St Comgall’s
by Hall Black Douglas Architects
Client: Belfast City Council / Falls Community Council
Awards: RSUA Design Award, Client of the Year Award
Located in a central Belfast neighbourhood that has experienced many troubled times, St Comgall’s exemplifies architecture in the service of a community. The project was primarily concerned with the challenging conservation of a derelict 1930s school in order to create a home for a vital and active community group. The architects have diligently re-imagined and then painstakingly remade the building, from reconstructing façades and reusing salvaged brick to upgrading its thermal performance and roofing over the courtyard. The new St Comgall’s creates a shared, flexible, light filled complex of spaces to host social, educational, economic, and cultural initiatives at varying scales. Both the conservation works and the new interventions are assured and appropriately modest, enabling the work of the Falls Community Council to take centre stage.
For over 25 years St Comgall’s, a Grade B1 listed school designed by R.S. Wilshere in the early 1930s, lay derelict and deserted on Divis Street, Belfast. Its crumbling façades, fire damaged interiors, and abandoned inner courtyard bore witness to the troubles and the neglect that had affected the heart of this neighbourhood. Although in a ruinous state, memories of it as a key community building were still vivid in the minds of local people and the architect who is a former pupil. Its survival and re-emergence at the centre of the community as a place where all can come together to support each other, work together, and attend concerts and performances is remarkable.
The original school’s quadrangle design afforded an inherently robust and flexible armature for the project to be developed around. A wide, single-sided circulation route looked onto an open courtyard with simple, generous classrooms to the outside. The main contemporary intervention was the roofing in of the original central courtyard.
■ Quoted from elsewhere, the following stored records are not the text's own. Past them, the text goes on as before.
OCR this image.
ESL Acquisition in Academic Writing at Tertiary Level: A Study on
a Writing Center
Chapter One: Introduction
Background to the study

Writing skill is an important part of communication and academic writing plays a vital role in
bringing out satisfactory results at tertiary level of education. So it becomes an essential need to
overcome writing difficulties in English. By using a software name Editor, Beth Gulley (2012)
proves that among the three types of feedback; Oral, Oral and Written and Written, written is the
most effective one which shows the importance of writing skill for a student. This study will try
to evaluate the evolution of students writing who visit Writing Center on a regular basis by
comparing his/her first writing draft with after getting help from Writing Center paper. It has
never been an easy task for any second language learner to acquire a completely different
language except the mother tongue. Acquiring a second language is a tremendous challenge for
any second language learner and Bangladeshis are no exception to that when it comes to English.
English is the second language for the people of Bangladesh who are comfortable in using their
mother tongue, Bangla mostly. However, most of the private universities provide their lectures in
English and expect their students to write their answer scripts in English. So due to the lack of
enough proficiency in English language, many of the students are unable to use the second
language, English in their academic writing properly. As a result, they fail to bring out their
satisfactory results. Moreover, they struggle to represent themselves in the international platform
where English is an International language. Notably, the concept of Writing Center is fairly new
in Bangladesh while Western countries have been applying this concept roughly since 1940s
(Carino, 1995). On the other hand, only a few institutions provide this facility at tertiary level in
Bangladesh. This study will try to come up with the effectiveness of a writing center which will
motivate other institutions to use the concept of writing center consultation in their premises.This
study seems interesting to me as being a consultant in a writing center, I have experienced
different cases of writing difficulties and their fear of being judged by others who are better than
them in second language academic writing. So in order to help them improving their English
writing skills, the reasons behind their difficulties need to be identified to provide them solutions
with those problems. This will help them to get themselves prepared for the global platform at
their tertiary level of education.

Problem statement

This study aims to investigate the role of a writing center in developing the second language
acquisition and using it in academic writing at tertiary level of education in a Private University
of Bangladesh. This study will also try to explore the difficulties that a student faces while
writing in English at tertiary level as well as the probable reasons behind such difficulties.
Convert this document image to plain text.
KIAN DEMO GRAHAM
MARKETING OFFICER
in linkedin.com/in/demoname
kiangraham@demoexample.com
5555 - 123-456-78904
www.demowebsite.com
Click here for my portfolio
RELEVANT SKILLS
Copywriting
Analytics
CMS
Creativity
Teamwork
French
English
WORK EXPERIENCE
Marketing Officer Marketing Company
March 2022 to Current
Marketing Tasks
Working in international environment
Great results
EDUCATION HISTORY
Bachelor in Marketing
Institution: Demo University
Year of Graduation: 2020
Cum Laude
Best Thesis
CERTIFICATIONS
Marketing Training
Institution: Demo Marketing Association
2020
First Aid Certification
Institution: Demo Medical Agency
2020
The resultant light filled atrium space is generous and designed to accommodate all manner of gatherings, from concerts to exhibitions to weddings and more. The atrium can operate independently or in tandem with the original school assembly space, offering the client group a flexible function suite.
The conservation approach was straightforward in conceptual terms, if incredibly challenging in practice. It involved retaining as much of the original building as possible, replicating where appropriate, while taking the opportunity in parts to reveal the textures and patina of the school’s chequered history.
The jury was impressed by the commitment of the client representing the Falls Community Council: their enthusiasm was infectious. While the building is indeed an incredible new asset, the great strength and significance of this project is in how the client group are using St Comgall’s as a unifying, positive force within the neighbourhood.
The finished building is a credit to the enormous collective effort and exemplary skill of the architect and contractors. It not only heralds a new positive chapter, but also acts as a record of the past.